There are m men and two women participating in a chess tournament. Each participant plays two games with every other participant. If the number of games played by the men between themselves exceeds the number of games played between the men and the women by 84, then the value of m is:

Let us denote the number of men by the symbol $$m$$. Besides these men there are exactly two women in the tournament, so the total number of participants is $$m+2$$.

By the condition of the tournament, every distinct pair of participants plays two games with each other. We must compare two separate counts:

1. The total number of games played among the men themselves.

2. The total number of games played between the men and the women.

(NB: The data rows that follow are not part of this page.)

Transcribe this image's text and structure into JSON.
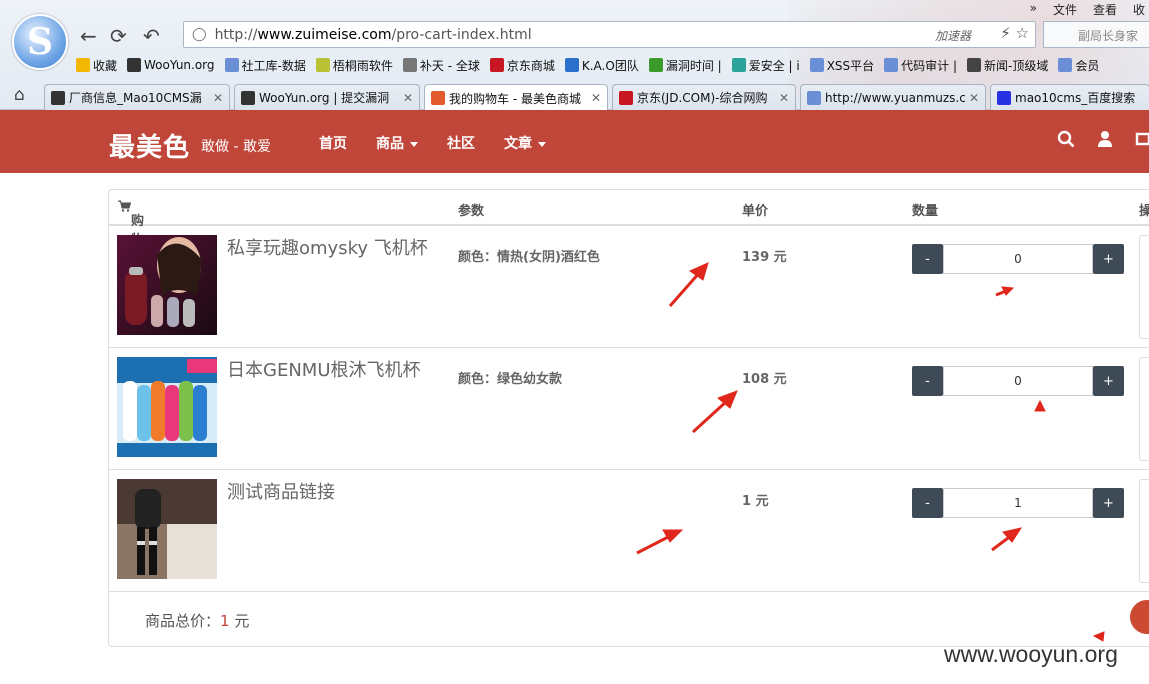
{
  "browser": {
    "menu_items": [
      "文件",
      "查看",
      "收"
    ],
    "menu_more": "»",
    "url_prefix": "http://",
    "url_domain": "www.zuimeise.com",
    "url_path": "/pro-cart-index.html",
    "accelerator": "加速器",
    "search_placeholder": "副局长身家",
    "bookmarks": [
      {
        "label": "收藏",
        "color": "#f2b705"
      },
      {
        "label": "WooYun.org",
        "color": "#333"
      },
      {
        "label": "社工库-数据",
        "color": "#6b8fd6"
      },
      {
        "label": "梧桐雨软件",
        "color": "#b9c234"
      },
      {
        "label": "补天 - 全球",
        "color": "#777"
      },
      {
        "label": "京东商城",
        "color": "#c81623"
      },
      {
        "label": "K.A.O团队",
        "color": "#2a6fc9"
      },
      {
        "label": "漏洞时间 |",
        "color": "#3b9c2c"
      },
      {
        "label": "爱安全 | i",
        "color": "#2aa39a"
      },
      {
        "label": "XSS平台",
        "color": "#6b8fd6"
      },
      {
        "label": "代码审计 |",
        "color": "#6b8fd6"
      },
      {
        "label": "新闻-顶级域",
        "color": "#444"
      },
      {
        "label": "会员",
        "color": "#6b8fd6"
      }
    ],
    "tabs": [
      {
        "label": "厂商信息_Mao10CMS漏",
        "color": "#333",
        "active": false
      },
      {
        "label": "WooYun.org | 提交漏洞",
        "color": "#333",
        "active": false
      },
      {
        "label": "我的购物车 - 最美色商城",
        "color": "#e25b2c",
        "active": true
      },
      {
        "label": "京东(JD.COM)-综合网购",
        "color": "#c81623",
        "active": false
      },
      {
        "label": "http://www.yuanmuzs.c",
        "color": "#6b8fd6",
        "active": false
      },
      {
        "label": "mao10cms_百度搜索",
        "color": "#2932e1",
        "active": false
      }
    ]
  },
  "site": {
    "brand": "最美色",
    "slogan": "敢做 - 敢爱",
    "menu": [
      {
        "label": "首页",
        "dropdown": false
      },
      {
        "label": "商品",
        "dropdown": true
      },
      {
        "label": "社区",
        "dropdown": false
      },
      {
        "label": "文章",
        "dropdown": true
      }
    ],
    "accent": "#c0463a"
  },
  "cart": {
    "headers": {
      "cart": "购物车",
      "params": "参数",
      "unit_price": "单价",
      "quantity": "数量",
      "ops": "操"
    },
    "items": [
      {
        "name": "私享玩趣omysky 飞机杯",
        "param": "颜色：情热(女阴)酒红色",
        "price": "139 元",
        "qty": "0"
      },
      {
        "name": "日本GENMU根沐飞机杯",
        "param": "颜色：绿色幼女款",
        "price": "108 元",
        "qty": "0"
      },
      {
        "name": "测试商品链接",
        "param": "",
        "price": "1 元",
        "qty": "1"
      }
    ],
    "minus": "-",
    "plus": "+",
    "total_label": "商品总价：",
    "total_value": "1",
    "total_unit": " 元"
  },
  "watermark": "www.wooyun.org"
}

To find the first count, we start with the well-known combination formula. The number of unordered pairs that can be chosen from $$m$$ men is

$$\binom{m}{2}=\frac{m(m-1)}{2}.$$

For each such pair, exactly two games are played. Therefore, the number of games only among the men is

$$\text{Games among men}=2 \times \binom{m}{2}=2 \times \frac{m(m-1)}{2}=m(m-1).$$

Next, we consider the games between men and women. There are $$m$$ ways to pick a man and $$2$$ ways to pick a woman, giving $$m \times 2 = 2m$$ distinct man-woman pairs. Each such pair also plays two games, so

$$\text{Games between men and women}=2 \times (2m)=4m.$$

The problem states that the number of games among the men exceeds the number of games between men and women by $$84$$. Translating this directly into an equation, we have

$$m(m-1)-4m=84.$$

Now we simplify step by step:

First expand the left-hand side:

$$m(m-1)=m^2-m,$$

so

$$m^2-m-4m=84.$$

Combine the like terms $$-m-4m$$ to get $$-5m$$:

$$m^2-5m=84.$$

Bring all terms to one side to obtain a standard quadratic equation:

$$m^2-5m-84=0.$$

We now solve this quadratic by the quadratic formula. For an equation of the form $$ax^2+bx+c=0$$ the solutions are

$$x=\frac{-b\pm\sqrt{b^2-4ac}}{2a}.$$

Here we have $$a=1,\; b=-5,\; c=-84$$. Substituting these values, we get

$$m=\frac{-(-5)\pm\sqrt{(-5)^2-4\cdot1\cdot(-84)}}{2\cdot1}.$$

Simplify each part carefully:

$$-(-5)=5,$$

$$(-5)^2=25,$$

$$-4\cdot1\cdot(-84)=336,$$

so inside the square root we have

$$25+336=361.$$

Therefore,

$$m=\frac{5\pm\sqrt{361}}{2}.$$

Since $$\sqrt{361}=19$$, we obtain

$$m=\frac{5\pm19}{2}.$$

This gives two numerical possibilities:

$$m=\frac{5+19}{2}=24/2=12,$$

or

$$m=\frac{5-19}{2}=-14/2=-7.$$

The value $$m=-7$$ has no meaning in this context because a negative number of men is impossible. Hence the only permissible solution is

$$m=12.$$

Among the given options, $$12$$ corresponds to Option B.

Hence, the correct answer is Option B.